Vayamos al grano. El primer problema es que tenemos al frente del gobierno a un movimiento –Nuevas Ideas– que a un año de su llegada al poder todavía no ha logrado constituirse en un partido político con sus niveles de dirección bien articulados, con sus reglas de juego internas, con su programa ideológico definido y expuesto a los ciudadanos. Si dicho partido existiera y tuviese vida y autonomía más allá del presidente, en este momento estaría forjando, en la vida política cotidiana, nuevos liderazgos que serían quienes en el futuro relevarían a Bukele.
Por otro lado, es innegable que Nuevas Ideas ha tenido mucho éxito en su marketing político con las masas del país, pero tal parece que no ha logrado conectar muy bien con nuestras elites ilustradas. Entre las elites ilustradas es donde generalmente los partidos reclutan a sus ideólogos, a sus equipos de gobierno, a sus dirigentes.
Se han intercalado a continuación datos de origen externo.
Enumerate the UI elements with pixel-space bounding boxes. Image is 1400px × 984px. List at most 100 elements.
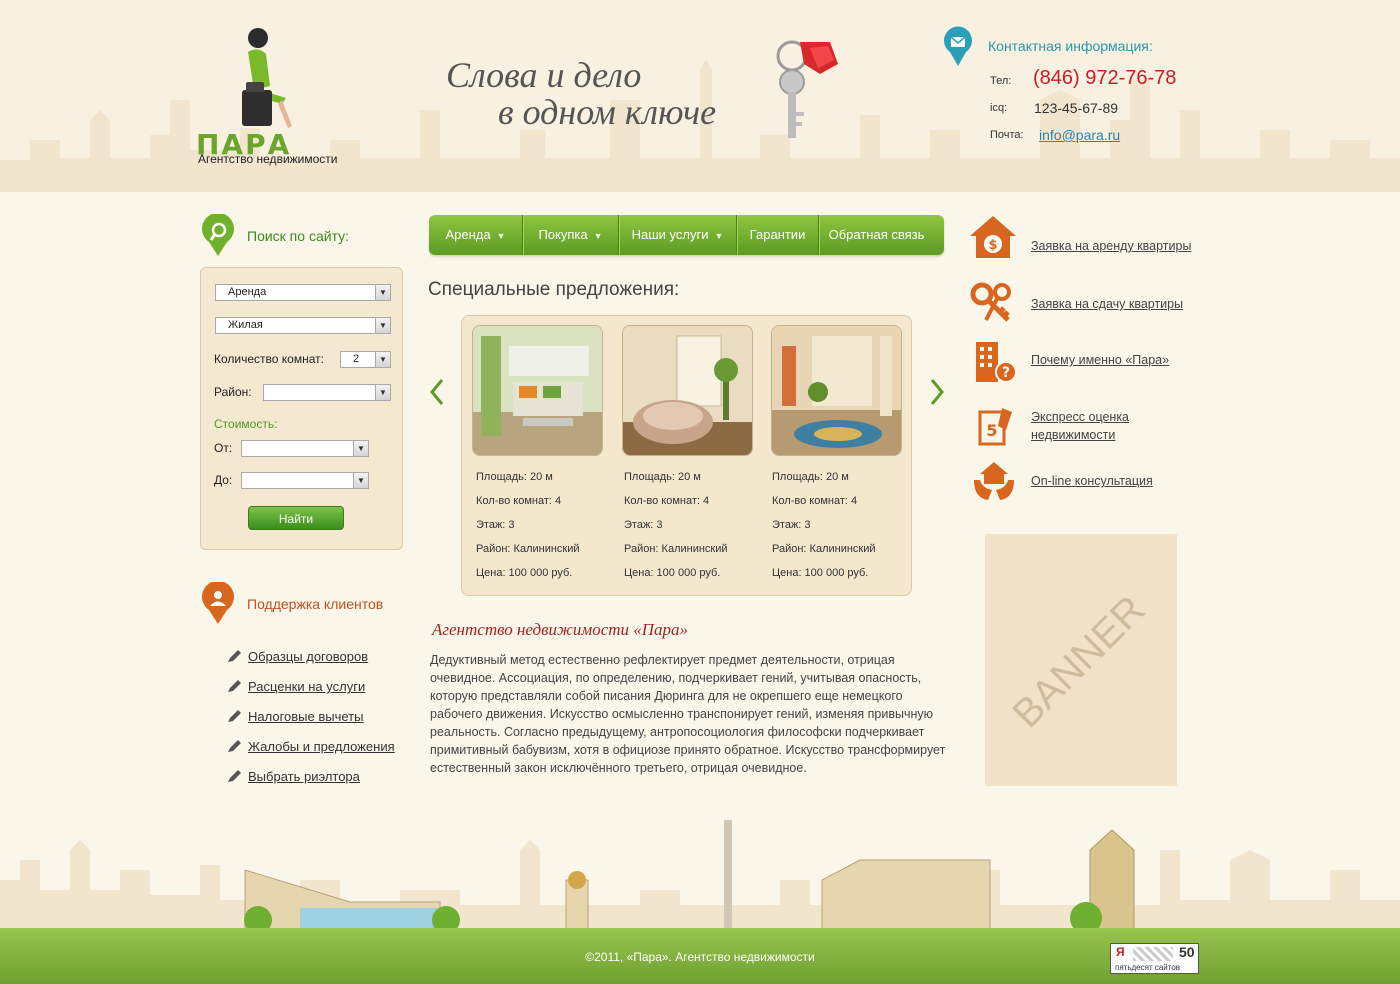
about-text: Дедуктивный метод естественно рефлектиру…	[430, 653, 946, 775]
cost-label: Стоимость:	[214, 417, 278, 431]
district-select[interactable]: ▼	[263, 384, 391, 401]
price-to-select[interactable]: ▼	[241, 472, 369, 489]
category-select-value: Жилая	[228, 319, 263, 331]
price-from-label: От:	[214, 441, 233, 455]
support-link-contracts[interactable]: Образцы договоров	[226, 649, 368, 664]
nav-item-buy[interactable]: Покупка ▼	[523, 215, 618, 255]
mail-pin-icon	[944, 26, 972, 66]
nav-item-label: Покупка	[538, 227, 588, 242]
carousel-prev-arrow-icon[interactable]	[428, 378, 446, 406]
pen-icon	[228, 710, 241, 722]
city-footer-illustration	[0, 820, 1400, 934]
hands-house-icon	[974, 462, 1014, 500]
offer-floor: Этаж: 3	[772, 519, 811, 531]
hall-photo	[772, 326, 901, 455]
support-link-complaints[interactable]: Жалобы и предложения	[226, 739, 395, 754]
support-link-label: Налоговые вычеты	[248, 709, 364, 724]
pen-icon	[228, 740, 241, 752]
logo-subtitle: Агентство недвижимости	[198, 152, 338, 166]
offer-floor: Этаж: 3	[476, 519, 515, 531]
chevron-down-icon: ▼	[353, 473, 368, 488]
chevron-down-icon: ▼	[375, 385, 390, 400]
house-money-icon: $	[970, 216, 1016, 258]
search-title: Поиск по сайту:	[247, 228, 350, 244]
search-pin-icon	[202, 214, 234, 256]
nav-item-rent[interactable]: Аренда ▼	[429, 215, 522, 255]
offer-price: Цена: 100 000 руб.	[624, 567, 721, 579]
counter-number: 50	[1179, 944, 1195, 960]
quick-link-why-para[interactable]: Почему именно «Пара»	[1031, 351, 1169, 369]
quick-link-lease-request[interactable]: Заявка на сдачу квартиры	[1031, 295, 1183, 313]
nav-item-label: Обратная связь	[828, 227, 925, 242]
counter-logo: Я	[1116, 945, 1125, 959]
banner-label: BANNER	[1004, 587, 1153, 736]
support-title: Поддержка клиентов	[247, 596, 384, 612]
offer-area: Площадь: 20 м	[476, 471, 553, 483]
quick-link-online-consultation[interactable]: On-line консультация	[1031, 472, 1153, 490]
chevron-down-icon: ▼	[714, 231, 724, 241]
offer-photo-kitchen[interactable]	[472, 325, 603, 456]
email-label: Почта:	[990, 129, 1024, 141]
offer-photo-living-room[interactable]	[622, 325, 753, 456]
quick-link-rent-request[interactable]: Заявка на аренду квартиры	[1031, 237, 1191, 255]
nav-item-services[interactable]: Наши услуги ▼	[619, 215, 736, 255]
offer-district: Район: Калининский	[476, 543, 580, 555]
slogan-line-1: Слова и дело	[446, 55, 642, 95]
slogan-line-2: в одном ключе	[498, 92, 717, 132]
nav-item-label: Аренда	[445, 227, 491, 242]
offer-rooms: Кол-во комнат: 4	[772, 495, 858, 507]
chevron-down-icon: ▼	[593, 231, 603, 241]
key-icon	[776, 40, 838, 138]
nav-item-feedback[interactable]: Обратная связь	[819, 215, 934, 255]
price-from-select[interactable]: ▼	[241, 440, 369, 457]
price-to-label: До:	[214, 473, 233, 487]
offer-district: Район: Калининский	[772, 543, 876, 555]
icq-label: icq:	[990, 102, 1008, 114]
icq-number: 123-45-67-89	[1034, 100, 1119, 116]
support-link-realtor[interactable]: Выбрать риэлтора	[226, 769, 360, 784]
building-question-icon: ?	[976, 342, 1017, 383]
rating-icon: 5	[978, 408, 1012, 446]
quick-link-express-valuation[interactable]: Экспресс оценка недвижимости	[1031, 408, 1171, 444]
category-select[interactable]: Жилая ▼	[215, 317, 391, 334]
nav-item-label: Гарантии	[749, 227, 806, 242]
quick-link-label-line-2: недвижимости	[1031, 428, 1116, 442]
quick-link-label: Экспресс оценка	[1031, 410, 1130, 424]
carousel-next-arrow-icon[interactable]	[928, 378, 946, 406]
type-select[interactable]: Аренда ▼	[215, 284, 391, 301]
support-link-tax[interactable]: Налоговые вычеты	[226, 709, 363, 724]
offer-area: Площадь: 20 м	[624, 471, 701, 483]
counter-graph	[1133, 947, 1173, 961]
about-title: Агентство недвижимости «Пара»	[432, 620, 689, 639]
main-nav: Аренда ▼ Покупка ▼ Наши услуги ▼ Гарантии О…	[429, 215, 944, 255]
offer-district: Район: Калининский	[624, 543, 728, 555]
chevron-down-icon: ▼	[375, 318, 390, 333]
visit-counter-badge[interactable]: Я 50 пятьдесят сайтов	[1110, 943, 1199, 974]
counter-caption: пятьдесят сайтов	[1115, 963, 1181, 972]
banner-text: BANNER	[1004, 587, 1153, 736]
pen-icon	[228, 770, 241, 782]
nav-item-guarantees[interactable]: Гарантии	[737, 215, 818, 255]
chevron-down-icon: ▼	[375, 285, 390, 300]
support-link-label: Расценки на услуги	[248, 679, 366, 694]
svg-text:5: 5	[986, 421, 997, 440]
support-link-prices[interactable]: Расценки на услуги	[226, 679, 365, 694]
offer-floor: Этаж: 3	[624, 519, 663, 531]
svg-text:?: ?	[1002, 365, 1010, 381]
district-label: Район:	[214, 385, 252, 399]
chevron-down-icon: ▼	[353, 441, 368, 456]
keys-icon	[970, 282, 1011, 322]
search-button[interactable]: Найти	[248, 506, 344, 530]
type-select-value: Аренда	[228, 286, 267, 298]
pen-icon	[228, 680, 241, 692]
phone-label: Тел:	[990, 75, 1012, 87]
chevron-down-icon: ▼	[496, 231, 506, 241]
kitchen-photo	[473, 326, 602, 455]
chevron-down-icon: ▼	[375, 352, 390, 367]
email-link[interactable]: info@para.ru	[1039, 127, 1120, 143]
offer-price: Цена: 100 000 руб.	[476, 567, 573, 579]
offer-photo-hall[interactable]	[771, 325, 902, 456]
rooms-select[interactable]: 2 ▼	[340, 351, 391, 368]
pen-icon	[228, 650, 241, 662]
svg-text:$: $	[988, 238, 997, 253]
Esta mala relación de Bukele con “la elite profesional” es posible que empobrezca ideológicamente a su organización política y que, además, la prive de cuadros competentes.
Establecido esto, cabe hacer una lógica previsión: Dado que Nuevas Ideas es y seguirá siendo Bukele, es muy probable que intente en un futuro próximo modificar la Constitución para poder reelegir a su líder como presidente de la república. Las carencias que hasta el momento han acompañado a Nuevas Ideas (resumibles en la falta de una sólida y competente estructura política interna que limite la voluntad de su líder carismático) vuelven preocupante la posibilidad de que Bukele llegue a controlar los poderes ejecutivo y legislativo de nuestro estado y consiga postularse para un segundo mandato..
Y aquí aparece el segundo problema: el riesgo que acabo de señalar sería menos grande, si en la oposición hubiese partidos con capacidad de aprender de sus derrotas electorales, partidos con capacidad de refundarse y reinventarse si las circunstancias así lo exigieran, pero no es nuestro caso, Arena y el Frente son dos carcasas envejecidas, marrulleras y sin capacidad de reacción, lo que resta de lo que un día fueron dos partidos políticos poderosos. Después de la gran derrota de febrero del año pasado, Arena y el Frente hicieron lo que no debían hacer: cambiaron para no cambiar. Han dilapidado el poco tiempo político que les quedaba para preparar el segundo asalto de su combate electoral contra Bukele. Conforme nos acerquemos a la fecha de esas elecciones, lo más probable es que los dirigentes de uno y otro partido cobren conciencia de que hasta las siglas históricas de sus organizaciones conspiran ahora para hundirlos. Toda esta generación de líderes procedentes de la guerra deberá asumir que hay un cambio de ciclo que quizás los obligue a rebautizar sus partidos y a lanzar por la borda todo el lastre que los hunde. Harían bien las cúpulas históricas de Arena y el Frente en reconocer que el tiempo del baile para ellos y ellas se acabó.
La impotencia y la terquedad de estas burocracias políticas envejecidas posiblemente las aboque a un tercer acto peligroso: si no son capaces de vencer electoralmente al caudillo, lo intentarán por otros medios, tal como ya hicieron antes. Y este tercer acto sí que nos acercaría verdaderamente al umbral de un golpe de estado.
Y la parálisis de la cual hablo es la de una intelectualidad refugiada en el constitucionalismo liberal para intentar comprender y juzgar un presente que se le escapa. Ya, Bukele amenaza la división de poderes, sí, pero qué placas tectónicas se desplazan y chocan en el subsuelo de nuestros procesos políticos. El Constitucionalismo liberal solo vale para medir y juzgar los desvíos en la superficie de nuestra política, pero no explica qué sucede en sus profundidades.
No hay aprendiz de intelectual que no condene la estupidez de los nayibers, pero es raro quien intenta explicar la estructura y la función de una mentalidad política portadora de un doble rechazo contra Arena y el FMLN. La obvia estupidez de los nayibers altera tanto el paisaje de las mentalidades políticas que gobernaron nuestra posguerra que uno de sus asombrosos efectos es que ha terminado convirtiendo en aliados de facto a dos antiguos enemigos políticos (Arena y el Frente).
Creer que nada ha cambiado es un error. A las inercias políticas les siguen nuestras inercias intelectuales. Estamos desconcertados, añorando la presencia del héroe ante la amenaza del villano. Solo que en esta historia no hay héroes. Difícilmente pueden ser adalides de la democracia quienes durante años la han envilecido.
Hace falta un tercer discurso en este baile, pero nuestra intelectualidad está paralizada y simulando que piensa al redactar pequeñas glosas de la cambiante eventualidad política.